Unstructured text is everywhere: emails, news articles, customer reviews. But computers find it hard to understand. If you feed the sentence "Elon Musk bought Twitter in California" to a standard computer, it just sees 38 characters.
Named Entity Recognition (NER) is a subfield of Natural Language Processing (NLP) that solves this. It identifies and categorizes key information in text.
The Named Entity Extractor automatically scans your text and pulls out:
- PERSON: People's names (e.g., "Alice", "Obama").
- ORG: Companies, agencies (e.g., "Google", "FBI").
- GPE/LOC: Countries, cities, states (e.g., "Paris", "Texas").

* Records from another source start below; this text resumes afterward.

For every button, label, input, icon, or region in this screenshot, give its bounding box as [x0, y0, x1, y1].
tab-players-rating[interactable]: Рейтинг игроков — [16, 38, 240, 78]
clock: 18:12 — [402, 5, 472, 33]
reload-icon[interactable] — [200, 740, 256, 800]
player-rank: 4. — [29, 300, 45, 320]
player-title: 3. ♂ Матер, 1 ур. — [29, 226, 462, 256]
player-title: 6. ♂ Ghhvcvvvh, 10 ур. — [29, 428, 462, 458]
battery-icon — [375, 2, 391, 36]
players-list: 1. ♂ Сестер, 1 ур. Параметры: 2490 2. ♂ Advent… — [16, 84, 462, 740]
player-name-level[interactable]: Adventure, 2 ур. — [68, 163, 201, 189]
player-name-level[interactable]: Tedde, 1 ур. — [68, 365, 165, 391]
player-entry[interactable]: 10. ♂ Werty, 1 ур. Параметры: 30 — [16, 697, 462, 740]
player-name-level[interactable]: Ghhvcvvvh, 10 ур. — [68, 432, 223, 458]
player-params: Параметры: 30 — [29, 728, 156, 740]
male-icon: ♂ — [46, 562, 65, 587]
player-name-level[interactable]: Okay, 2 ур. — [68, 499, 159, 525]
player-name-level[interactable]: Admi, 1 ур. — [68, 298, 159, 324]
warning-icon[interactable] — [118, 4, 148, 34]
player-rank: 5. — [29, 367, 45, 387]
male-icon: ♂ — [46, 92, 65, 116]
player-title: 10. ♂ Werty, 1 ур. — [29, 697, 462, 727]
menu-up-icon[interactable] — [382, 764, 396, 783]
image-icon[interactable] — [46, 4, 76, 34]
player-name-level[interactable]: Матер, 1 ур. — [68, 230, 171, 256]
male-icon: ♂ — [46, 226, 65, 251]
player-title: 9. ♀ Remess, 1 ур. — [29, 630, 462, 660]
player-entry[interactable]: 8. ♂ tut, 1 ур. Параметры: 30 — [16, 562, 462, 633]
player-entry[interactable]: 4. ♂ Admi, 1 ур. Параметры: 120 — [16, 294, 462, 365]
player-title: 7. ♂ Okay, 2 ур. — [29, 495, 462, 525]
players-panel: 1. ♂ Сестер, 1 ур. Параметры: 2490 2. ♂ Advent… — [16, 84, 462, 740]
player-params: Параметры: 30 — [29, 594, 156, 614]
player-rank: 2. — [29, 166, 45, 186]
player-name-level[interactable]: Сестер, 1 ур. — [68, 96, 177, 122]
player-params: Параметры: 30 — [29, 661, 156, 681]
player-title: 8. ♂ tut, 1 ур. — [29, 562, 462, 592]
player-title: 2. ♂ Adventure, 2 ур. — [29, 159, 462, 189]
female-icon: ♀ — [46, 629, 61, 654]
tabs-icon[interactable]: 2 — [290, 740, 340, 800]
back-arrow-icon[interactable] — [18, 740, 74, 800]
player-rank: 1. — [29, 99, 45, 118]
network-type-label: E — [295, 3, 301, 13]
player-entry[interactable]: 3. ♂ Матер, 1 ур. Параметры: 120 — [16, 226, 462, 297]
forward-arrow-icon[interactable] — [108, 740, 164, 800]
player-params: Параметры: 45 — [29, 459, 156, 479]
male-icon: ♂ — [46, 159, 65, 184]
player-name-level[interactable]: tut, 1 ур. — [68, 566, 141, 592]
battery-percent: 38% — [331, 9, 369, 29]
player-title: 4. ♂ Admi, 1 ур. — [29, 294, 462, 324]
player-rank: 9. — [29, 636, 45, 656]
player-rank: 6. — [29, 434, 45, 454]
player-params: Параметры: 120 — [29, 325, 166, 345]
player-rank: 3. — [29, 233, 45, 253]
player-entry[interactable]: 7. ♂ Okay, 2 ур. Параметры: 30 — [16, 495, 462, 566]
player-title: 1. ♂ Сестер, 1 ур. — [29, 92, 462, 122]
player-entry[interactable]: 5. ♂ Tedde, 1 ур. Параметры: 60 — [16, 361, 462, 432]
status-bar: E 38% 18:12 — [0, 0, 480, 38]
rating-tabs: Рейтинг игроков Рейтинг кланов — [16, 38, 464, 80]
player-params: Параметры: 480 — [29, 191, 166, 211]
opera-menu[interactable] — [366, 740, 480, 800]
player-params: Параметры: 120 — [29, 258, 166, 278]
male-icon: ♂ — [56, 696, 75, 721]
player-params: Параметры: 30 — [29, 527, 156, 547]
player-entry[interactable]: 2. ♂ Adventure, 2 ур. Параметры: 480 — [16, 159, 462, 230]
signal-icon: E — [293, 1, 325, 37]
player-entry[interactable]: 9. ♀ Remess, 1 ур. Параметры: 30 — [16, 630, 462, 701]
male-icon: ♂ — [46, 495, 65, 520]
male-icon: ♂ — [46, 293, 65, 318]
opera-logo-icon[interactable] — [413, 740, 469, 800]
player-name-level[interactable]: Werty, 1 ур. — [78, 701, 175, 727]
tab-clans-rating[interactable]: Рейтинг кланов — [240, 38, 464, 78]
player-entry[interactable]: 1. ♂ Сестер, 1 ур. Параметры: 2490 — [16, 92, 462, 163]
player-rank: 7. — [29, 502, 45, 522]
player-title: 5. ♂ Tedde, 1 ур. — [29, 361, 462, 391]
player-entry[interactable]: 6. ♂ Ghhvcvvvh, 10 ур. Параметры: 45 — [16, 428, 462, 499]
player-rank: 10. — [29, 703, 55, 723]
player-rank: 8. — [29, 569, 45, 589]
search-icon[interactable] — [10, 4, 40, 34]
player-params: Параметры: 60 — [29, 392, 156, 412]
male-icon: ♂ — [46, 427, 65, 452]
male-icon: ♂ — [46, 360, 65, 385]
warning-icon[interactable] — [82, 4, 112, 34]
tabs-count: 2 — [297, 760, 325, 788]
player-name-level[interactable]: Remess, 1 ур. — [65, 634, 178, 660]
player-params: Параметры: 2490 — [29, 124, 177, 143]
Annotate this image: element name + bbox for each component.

- DATE: Absolute or relative dates (e.g., "January 1st", "tomorrow").
How It Works (Under the Hood)
NER models aren't just looking up words in a dictionary (a "gazetteer"). They use context.

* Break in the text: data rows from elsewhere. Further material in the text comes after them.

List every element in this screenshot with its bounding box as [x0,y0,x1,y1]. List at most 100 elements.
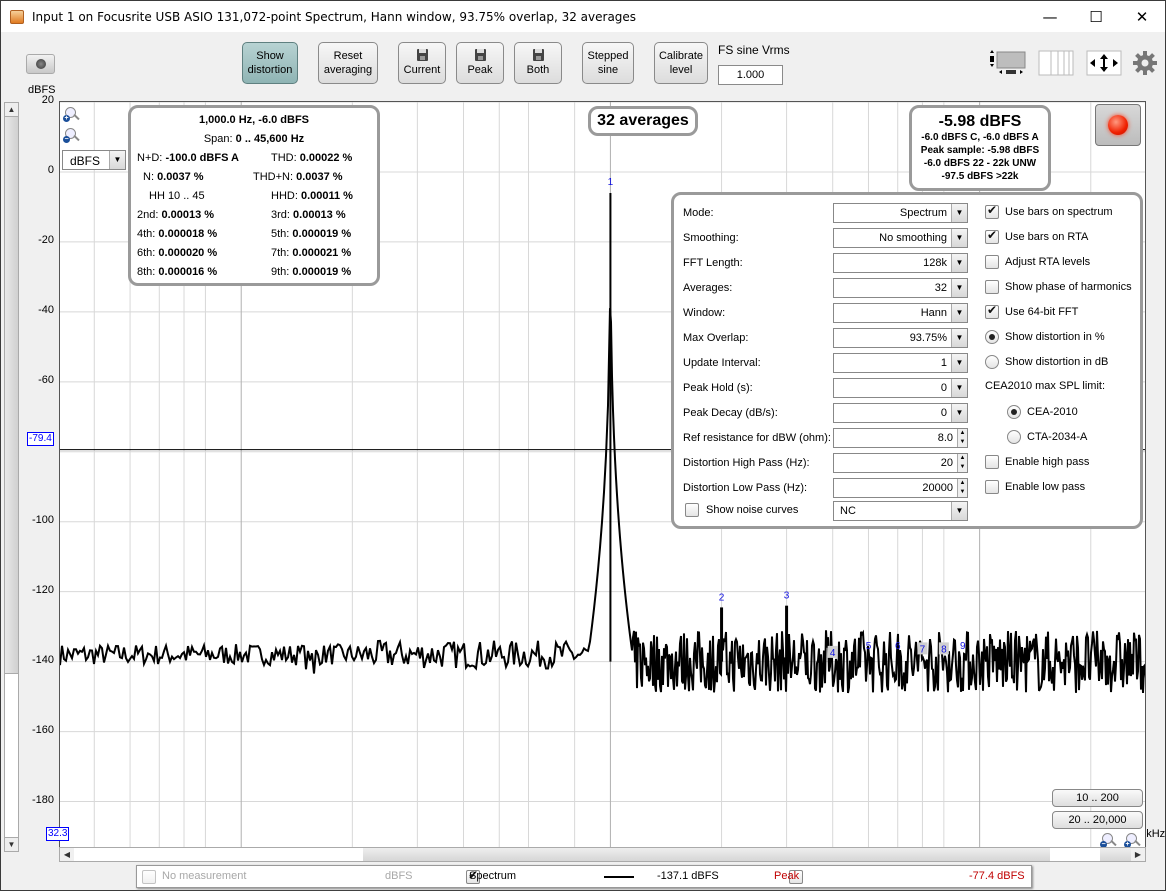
setting-label: Distortion Low Pass (Hz): [683,482,808,494]
harmonic-label-5: 5 [866,641,872,652]
spinner-arrows-icon[interactable]: ▲ ▼ [957,479,967,497]
setting-mode-select[interactable]: Spectrum ▼ [833,203,968,223]
spinner-arrows-icon[interactable]: ▲ ▼ [957,454,967,472]
checkbox[interactable] [985,480,999,494]
reset-averaging-button[interactable]: Reset averaging [318,42,378,84]
setting-ref-resistance-for-dbw-ohm-spinner[interactable]: 8.0 ▲ ▼ [833,428,968,448]
scroll-track-right[interactable] [1050,848,1100,861]
setting-fft-length-select[interactable]: 128k ▼ [833,253,968,273]
option-use-64-bit-fft[interactable]: Use 64-bit FFT [985,303,1078,319]
option-enable-high-pass[interactable]: Enable high pass [985,455,1089,469]
option-adjust-rta-levels[interactable]: Adjust RTA levels [985,255,1090,269]
record-button[interactable] [1095,104,1141,146]
option-label: Show distortion in % [1005,331,1105,343]
option-cea-2010[interactable]: CEA-2010 [1007,405,1078,419]
calibrate-level-button[interactable]: Calibrate level [654,42,708,84]
spinner-arrows-icon[interactable]: ▲ ▼ [957,429,967,447]
radio-button[interactable] [985,355,999,369]
chevron-down-icon[interactable]: ▼ [951,304,967,322]
setting-smoothing-select[interactable]: No smoothing ▼ [833,228,968,248]
option-cta-2034-a[interactable]: CTA-2034-A [1007,430,1087,444]
setting-max-overlap-select[interactable]: 93.75% ▼ [833,328,968,348]
show-noise-curves-checkbox[interactable] [685,503,699,517]
checkbox[interactable] [985,228,999,244]
vertical-scrollbar[interactable]: ▲ ▼ [4,102,19,852]
y-cursor-readout: -79.4 [27,432,54,446]
setting-value: 20 [940,457,953,469]
show-distortion-button[interactable]: Show distortion [242,42,298,84]
calibrate-level-label-2: level [669,64,693,76]
chevron-down-icon[interactable]: ▼ [951,329,967,347]
save-current-button[interactable]: Current [398,42,446,84]
option-show-phase-of-harmonics[interactable]: Show phase of harmonics [985,280,1132,294]
x-cursor-readout: 32.3 [46,827,70,841]
option-use-bars-on-spectrum[interactable]: Use bars on spectrum [985,203,1113,219]
horizontal-scrollbar[interactable]: ◀ ▶ [59,847,1146,862]
setting-window-select[interactable]: Hann ▼ [833,303,968,323]
close-button[interactable]: ✕ [1119,1,1165,32]
setting-averages-select[interactable]: 32 ▼ [833,278,968,298]
option-enable-low-pass[interactable]: Enable low pass [985,480,1085,494]
checkbox[interactable] [985,455,999,469]
no-measurement-checkbox[interactable] [142,870,156,884]
show-noise-curves-toggle[interactable]: Show noise curves [685,503,798,517]
checkbox[interactable] [985,280,999,294]
maximize-button[interactable]: ☐ [1073,1,1119,32]
setting-distortion-low-pass-hz-spinner[interactable]: 20000 ▲ ▼ [833,478,968,498]
chevron-down-icon[interactable]: ▼ [951,354,967,372]
setting-value: Hann [920,307,947,319]
columns-icon[interactable] [1038,50,1074,76]
radio-button[interactable] [985,330,999,344]
checkbox[interactable] [985,255,999,269]
chevron-down-icon[interactable]: ▼ [951,279,967,297]
scroll-right-arrow-icon[interactable]: ▶ [1131,848,1145,861]
setting-peak-hold-s-select[interactable]: 0 ▼ [833,378,968,398]
zoom-10-200-button[interactable]: 10 .. 200 [1052,789,1143,807]
scroll-track-left[interactable] [74,848,363,861]
layout-resize-icon[interactable] [988,50,1028,76]
option-show-distortion-in-db[interactable]: Show distortion in dB [985,355,1108,369]
minimize-button[interactable]: — [1027,1,1073,32]
setting-value: 0 [940,382,947,394]
scroll-left-arrow-icon[interactable]: ◀ [60,848,74,861]
setting-peak-decay-db-s-select[interactable]: 0 ▼ [833,403,968,423]
scroll-down-arrow-icon[interactable]: ▼ [5,837,18,851]
gear-icon[interactable] [1133,51,1157,75]
option-use-bars-on-rta[interactable]: Use bars on RTA [985,228,1088,244]
pan-arrows-icon[interactable] [1086,50,1122,76]
chevron-down-icon[interactable]: ▼ [109,151,125,169]
floppy-icon [474,49,486,61]
chevron-down-icon[interactable]: ▼ [951,379,967,397]
chevron-down-icon[interactable]: ▼ [951,502,967,520]
chevron-down-icon[interactable]: ▼ [951,254,967,272]
checkbox[interactable] [985,303,999,319]
chevron-down-icon[interactable]: ▼ [951,404,967,422]
stepped-sine-button[interactable]: Stepped sine [582,42,634,84]
zoom-in-icon[interactable]: + [63,107,81,123]
checkbox[interactable] [985,203,999,219]
save-both-label: Both [526,64,550,76]
setting-update-interval-select[interactable]: 1 ▼ [833,353,968,373]
radio-button[interactable] [1007,405,1021,419]
radio-button[interactable] [1007,430,1021,444]
zoom-20-20000-button[interactable]: 20 .. 20,000 [1052,811,1143,829]
stat-left: N+D: -100.0 dBFS A [137,152,239,164]
noise-curves-select[interactable]: NC ▼ [833,501,968,521]
unit-select-value: dBFS [70,154,101,168]
stat-right: HHD: 0.00011 % [271,190,353,202]
chevron-down-icon[interactable]: ▼ [951,229,967,247]
harmonic-label-3: 3 [784,591,790,602]
camera-icon[interactable] [26,54,55,74]
spectrum-plot[interactable]: 1 2 3 4 5 6 7 8 9 + − dBFS ▼ 1,000.0 Hz, -6.0 dB… [59,101,1146,853]
option-show-distortion-in[interactable]: Show distortion in % [985,330,1105,344]
unit-select[interactable]: dBFS ▼ [62,150,126,170]
scroll-track[interactable] [5,673,18,838]
zoom-out-icon[interactable]: − [63,128,81,144]
setting-distortion-high-pass-hz-spinner[interactable]: 20 ▲ ▼ [833,453,968,473]
stat-value: 0.000019 % [292,228,352,240]
chevron-down-icon[interactable]: ▼ [951,204,967,222]
stat-label: 8th: [137,266,156,278]
save-peak-button[interactable]: Peak [456,42,504,84]
fs-sine-input[interactable]: 1.000 [718,65,783,85]
save-both-button[interactable]: Both [514,42,562,84]
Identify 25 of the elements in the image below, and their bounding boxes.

Example: "Apple is watching you." vs "The apple is tasty."
- In sentence 1, "Apple" is an ORG because it performs an action (watching).

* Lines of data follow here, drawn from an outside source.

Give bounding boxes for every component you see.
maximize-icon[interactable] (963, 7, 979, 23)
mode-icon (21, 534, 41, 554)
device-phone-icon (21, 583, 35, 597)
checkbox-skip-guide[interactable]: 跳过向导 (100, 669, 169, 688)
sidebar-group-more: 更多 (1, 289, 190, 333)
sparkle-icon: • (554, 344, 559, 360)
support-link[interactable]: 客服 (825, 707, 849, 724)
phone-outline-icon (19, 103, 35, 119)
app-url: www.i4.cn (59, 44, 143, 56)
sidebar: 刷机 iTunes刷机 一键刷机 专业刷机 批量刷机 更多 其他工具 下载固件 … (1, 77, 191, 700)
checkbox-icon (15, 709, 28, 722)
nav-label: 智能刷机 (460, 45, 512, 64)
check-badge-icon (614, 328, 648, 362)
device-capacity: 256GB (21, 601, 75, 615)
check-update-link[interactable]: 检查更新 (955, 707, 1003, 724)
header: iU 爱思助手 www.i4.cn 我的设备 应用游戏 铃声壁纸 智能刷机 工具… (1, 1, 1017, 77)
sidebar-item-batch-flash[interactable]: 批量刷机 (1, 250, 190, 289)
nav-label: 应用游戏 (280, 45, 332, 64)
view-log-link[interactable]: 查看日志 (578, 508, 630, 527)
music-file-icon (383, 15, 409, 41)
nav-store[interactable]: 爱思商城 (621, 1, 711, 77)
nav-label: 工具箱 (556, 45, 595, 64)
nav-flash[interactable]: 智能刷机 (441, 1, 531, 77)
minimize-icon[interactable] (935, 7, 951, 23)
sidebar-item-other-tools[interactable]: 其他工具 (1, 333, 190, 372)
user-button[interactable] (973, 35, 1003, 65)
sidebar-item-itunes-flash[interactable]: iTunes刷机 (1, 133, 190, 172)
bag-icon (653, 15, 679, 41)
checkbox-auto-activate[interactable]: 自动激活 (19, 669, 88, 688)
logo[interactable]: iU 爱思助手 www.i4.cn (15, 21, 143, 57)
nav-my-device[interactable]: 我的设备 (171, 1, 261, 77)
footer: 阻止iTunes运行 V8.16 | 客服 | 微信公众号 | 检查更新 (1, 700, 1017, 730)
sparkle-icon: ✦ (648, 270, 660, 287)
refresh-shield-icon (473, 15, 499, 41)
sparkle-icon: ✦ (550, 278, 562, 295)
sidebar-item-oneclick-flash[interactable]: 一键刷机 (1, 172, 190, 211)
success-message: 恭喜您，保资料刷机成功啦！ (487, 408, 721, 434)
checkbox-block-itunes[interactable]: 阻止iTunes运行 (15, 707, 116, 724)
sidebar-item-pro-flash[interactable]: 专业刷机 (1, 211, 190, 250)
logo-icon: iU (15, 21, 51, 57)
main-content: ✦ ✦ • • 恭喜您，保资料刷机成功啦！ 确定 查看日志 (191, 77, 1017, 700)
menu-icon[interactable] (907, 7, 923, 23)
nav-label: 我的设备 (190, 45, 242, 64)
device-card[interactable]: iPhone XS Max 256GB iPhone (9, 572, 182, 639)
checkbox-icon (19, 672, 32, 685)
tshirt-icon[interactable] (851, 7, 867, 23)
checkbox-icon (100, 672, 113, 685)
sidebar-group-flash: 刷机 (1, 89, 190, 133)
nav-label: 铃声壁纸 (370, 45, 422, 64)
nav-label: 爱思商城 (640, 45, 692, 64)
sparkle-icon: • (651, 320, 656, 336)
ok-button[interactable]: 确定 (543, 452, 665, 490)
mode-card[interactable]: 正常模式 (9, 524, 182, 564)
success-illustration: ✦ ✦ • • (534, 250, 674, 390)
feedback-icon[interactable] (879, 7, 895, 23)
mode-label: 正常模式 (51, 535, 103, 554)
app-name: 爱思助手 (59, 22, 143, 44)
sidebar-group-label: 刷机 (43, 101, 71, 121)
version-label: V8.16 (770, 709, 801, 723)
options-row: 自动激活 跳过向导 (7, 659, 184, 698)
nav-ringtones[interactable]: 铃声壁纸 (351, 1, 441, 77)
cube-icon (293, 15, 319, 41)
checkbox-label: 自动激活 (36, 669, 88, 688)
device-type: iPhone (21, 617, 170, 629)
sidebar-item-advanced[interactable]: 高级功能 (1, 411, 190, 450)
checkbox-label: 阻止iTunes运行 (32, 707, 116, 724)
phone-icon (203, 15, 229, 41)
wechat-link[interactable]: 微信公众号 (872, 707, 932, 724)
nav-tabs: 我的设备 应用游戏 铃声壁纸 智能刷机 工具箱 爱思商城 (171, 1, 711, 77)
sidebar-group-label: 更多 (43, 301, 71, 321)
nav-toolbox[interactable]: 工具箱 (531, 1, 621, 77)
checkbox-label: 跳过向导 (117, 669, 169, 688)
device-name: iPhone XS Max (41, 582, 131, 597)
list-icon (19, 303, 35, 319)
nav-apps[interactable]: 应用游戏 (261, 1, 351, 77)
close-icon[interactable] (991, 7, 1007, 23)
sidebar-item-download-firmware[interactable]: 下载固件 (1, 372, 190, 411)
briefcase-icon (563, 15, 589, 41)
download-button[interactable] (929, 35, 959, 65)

- In sentence 2, "apple" is not an entity (or just a food item) because of the article "The" and adjective "tasty".
Use Cases
1. Customer Support Automation
Automatically tag tickets based on mentioned products or locations. "My iPhone is broken in London" -> Tag: Product:iPhone, LOC:London.
2. Content Classification
News aggregators use NER to group articles by topic. If "Microsoft" and "Activision" appear together often, the articles are likely about a merger.
3. Privacy & Redaction
Identify names and locations in a document so you can anonymize them before sharing the data.
Client-Side Privacy
NLP usually requires heavy servers. However, this tool uses lightweight, optimized models that run entirely in your browser. This is critical for privacy. If you paste a confidential legal contract here to extract names, that contract never leaves your computer.